Of course, the line that says this message appears to be junk mail is a dead giveaway but let’s pretend that doesn’t exist. What makes this a phishing message and why is it a security problem? First, if you look at the line that has the sender’s information, you can see that where a name would normally be, there is an e-mail address saying firstname.lastname@example.org. Except that where the e-mail address is, there is a different e-mail address entirely. The fact that the real e-mail address has nothing to do with PayPal is a giant red flag that should say, “stay as far away from this message as you can.” This is a failure of integrity. The message didn’t come from who it purports to come from.
However, your e-mail client may only present the name of the sender, so it would look like it was from email@example.com. This is a common problem with modern e-mail clients. They hide what can be important information in order to not distract you. You can see this in the To: line where it’s just my name. I have several e-mail addresses that all go into the same mailbox, so knowing what e-mail address it was actually sent to may be helpful to me in determining whether this is something I should be taking seriously. If you can, make sure to look closely at the From: and To: field.
Another indicator to me for this particular message is I haven’t had any dealings with PayPal in a long time. I certainly haven’t done anything out of the country. If you see addresses out of the country, that may be a warning to stay clear of the message as well. You will notice, though, as you look closely at the e-mail message, that it looks completely legitimate. It has PayPal’s logo, after all. This is another failure of integrity because it’s easy to copy the look of PayPal e-mails and also copy their logo. Creating a message that says it’s from PayPal when it, in fact, isn’t, means the message lacks integrity. It’s not what it claims to be.
Finally, and here is where we get away from integrity a little, is the Cancel link in the message. I hovered my mouse over the link to reveal the URL the link will take me to. You will notice this is also not PayPal. If PayPal was going to send you a link to cancel a transaction, you can be sure that the URL would be to a PayPal site that was at paypal.com and not at mysp.ac. When you go to that site, you can be pretty sure they will ask information of you like, perhaps, your PayPal user ID and maybe your password. This would be a breach of confidentiality because you are exposing information to someone who shouldn’t have it.

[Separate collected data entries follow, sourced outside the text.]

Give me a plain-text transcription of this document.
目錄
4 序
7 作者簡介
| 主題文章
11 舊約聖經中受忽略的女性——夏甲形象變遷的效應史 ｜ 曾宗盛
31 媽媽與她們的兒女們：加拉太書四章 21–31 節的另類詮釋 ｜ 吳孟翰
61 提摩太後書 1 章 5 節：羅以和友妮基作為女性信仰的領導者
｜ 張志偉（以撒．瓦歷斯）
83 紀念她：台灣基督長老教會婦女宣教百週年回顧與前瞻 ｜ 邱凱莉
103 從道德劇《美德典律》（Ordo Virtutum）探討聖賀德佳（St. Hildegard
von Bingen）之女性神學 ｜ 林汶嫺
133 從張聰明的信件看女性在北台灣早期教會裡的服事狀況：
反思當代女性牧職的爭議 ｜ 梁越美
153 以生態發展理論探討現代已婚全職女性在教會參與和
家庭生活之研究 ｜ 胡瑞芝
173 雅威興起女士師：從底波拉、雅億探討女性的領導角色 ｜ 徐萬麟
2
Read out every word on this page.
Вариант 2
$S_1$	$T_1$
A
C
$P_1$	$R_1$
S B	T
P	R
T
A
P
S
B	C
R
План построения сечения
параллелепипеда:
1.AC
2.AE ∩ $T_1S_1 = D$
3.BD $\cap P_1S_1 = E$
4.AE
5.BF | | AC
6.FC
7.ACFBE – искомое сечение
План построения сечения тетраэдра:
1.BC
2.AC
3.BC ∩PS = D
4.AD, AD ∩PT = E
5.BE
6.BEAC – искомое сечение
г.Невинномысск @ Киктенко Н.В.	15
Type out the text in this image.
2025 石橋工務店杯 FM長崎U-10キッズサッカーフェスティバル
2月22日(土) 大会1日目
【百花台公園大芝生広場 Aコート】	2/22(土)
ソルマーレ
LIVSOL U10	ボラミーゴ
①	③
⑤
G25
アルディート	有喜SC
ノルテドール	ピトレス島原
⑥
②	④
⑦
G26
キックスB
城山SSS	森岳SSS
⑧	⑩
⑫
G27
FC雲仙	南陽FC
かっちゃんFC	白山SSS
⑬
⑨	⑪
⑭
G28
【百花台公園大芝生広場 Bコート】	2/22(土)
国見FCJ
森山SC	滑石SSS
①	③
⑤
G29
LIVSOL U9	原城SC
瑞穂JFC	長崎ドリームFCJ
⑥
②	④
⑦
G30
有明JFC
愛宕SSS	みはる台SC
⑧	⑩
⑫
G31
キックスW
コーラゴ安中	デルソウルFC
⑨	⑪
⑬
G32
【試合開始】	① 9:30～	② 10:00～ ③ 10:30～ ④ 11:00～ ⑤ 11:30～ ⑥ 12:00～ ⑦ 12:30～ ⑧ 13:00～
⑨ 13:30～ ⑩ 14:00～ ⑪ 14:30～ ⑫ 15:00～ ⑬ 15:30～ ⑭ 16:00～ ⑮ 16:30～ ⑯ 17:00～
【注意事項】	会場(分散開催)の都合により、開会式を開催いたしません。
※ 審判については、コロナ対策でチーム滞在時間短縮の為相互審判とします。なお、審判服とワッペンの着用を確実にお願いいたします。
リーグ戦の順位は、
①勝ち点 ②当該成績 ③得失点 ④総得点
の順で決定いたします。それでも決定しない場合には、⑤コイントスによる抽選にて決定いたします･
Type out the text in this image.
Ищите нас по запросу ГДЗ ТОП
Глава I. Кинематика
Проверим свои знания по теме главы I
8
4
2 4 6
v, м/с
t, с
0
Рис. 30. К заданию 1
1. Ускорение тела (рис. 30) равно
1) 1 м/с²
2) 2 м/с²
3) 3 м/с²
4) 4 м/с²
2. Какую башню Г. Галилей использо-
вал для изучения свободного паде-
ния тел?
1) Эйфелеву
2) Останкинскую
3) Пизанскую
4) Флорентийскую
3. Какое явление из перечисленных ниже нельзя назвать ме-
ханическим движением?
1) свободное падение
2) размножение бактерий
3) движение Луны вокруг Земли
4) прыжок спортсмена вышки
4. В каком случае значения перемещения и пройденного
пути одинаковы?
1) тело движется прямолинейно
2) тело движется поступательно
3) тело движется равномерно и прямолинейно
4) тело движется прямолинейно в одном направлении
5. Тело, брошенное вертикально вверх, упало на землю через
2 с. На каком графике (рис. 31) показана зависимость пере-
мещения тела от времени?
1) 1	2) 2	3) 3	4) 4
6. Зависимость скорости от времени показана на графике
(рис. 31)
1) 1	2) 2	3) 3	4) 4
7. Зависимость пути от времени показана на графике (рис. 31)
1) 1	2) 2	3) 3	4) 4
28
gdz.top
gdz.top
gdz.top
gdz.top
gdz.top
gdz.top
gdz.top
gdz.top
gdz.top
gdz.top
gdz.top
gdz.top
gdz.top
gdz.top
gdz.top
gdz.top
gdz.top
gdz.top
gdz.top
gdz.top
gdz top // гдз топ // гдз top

The mysp.ac URL highlights an interesting point, though. Phishing attacks and other, similar, attacks are collectively called social engineering. You are using social cues to get someone to do something they shouldn’t be doing – especially revealing information that shouldn’t be exposed. There will be a lot of tricks done to fool you. This URL is another one. You will notice that it bears a little resemblance to myspace (myspace.com). This is likely not a coincidence. You will regularly find URLs and e-mail addresses that include portions of a legitimate domain name. As an example, I was asked to look at something recently where the URL was something along the lines of Microsoft.com.f4587.bogushosting.com. It included Microsoft.com in hopes that people will see that and be fooled into thinking that it is actually Microsoft.com.
Take a look through your own e-mail folder and your junk folder. See if you can find instances of phishing attacks. Compare the important pieces of a legitimate message (sender, receiver, any links, etc.) to one that is not legitimate. See if you can spot the differences on your own. Being more aware of phishing scams is everyone’s responsibility.